Divide the rice into 12 equal portions.
Place the blended mixture on your palm; place a small cube of mozzarella, ½ spoon of minced chicken, ensuring that the cheese and chicken are completely encased in the rice ball.
Place on a Parchment paper.
Place it in the freezer for 05 minutes to get a firmer Texture.
Prepare three bowls, one bowl with all-purpose flour, one with whisked seasoned egg and panko bread crumbs in the third bowl .
In a deep non-stick pan, heat the oil.
Dredge the balls each one by one in flour, then egg and then in panko bread crumbs.
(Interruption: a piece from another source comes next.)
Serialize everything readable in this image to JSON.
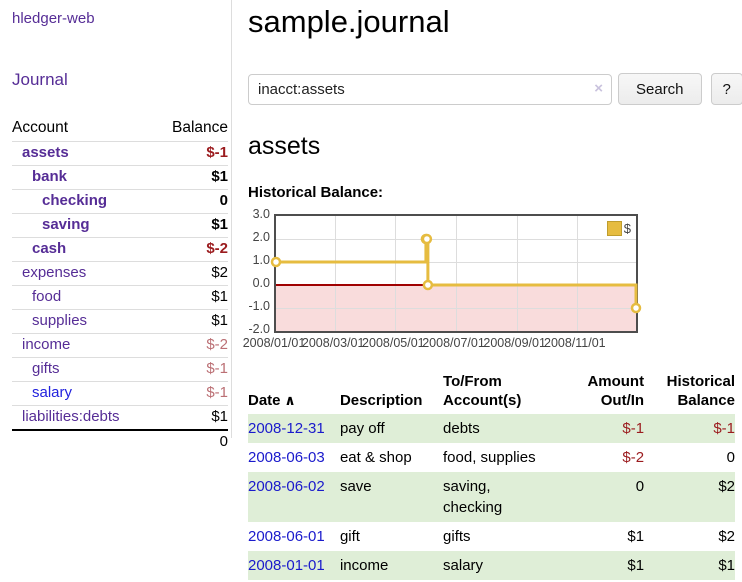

Gently drop 06 balls in the hot oil and ensure that it is lightly browned from all the sides.
With the help of a perforated spoon remove the balls and place on the absorbent paper to remove excess of oil.
Repeat the process for the left over Arancini.
Serve very hot with Marinara Sauce or any sauce of your choice
- Time saving tip: Make the risotto a day ahead of time and keep it the fridge until ready to use and all you’ll need to do the day of is to fry them when required.
- Time saving tip: You may use leftover risotto for making Arancini.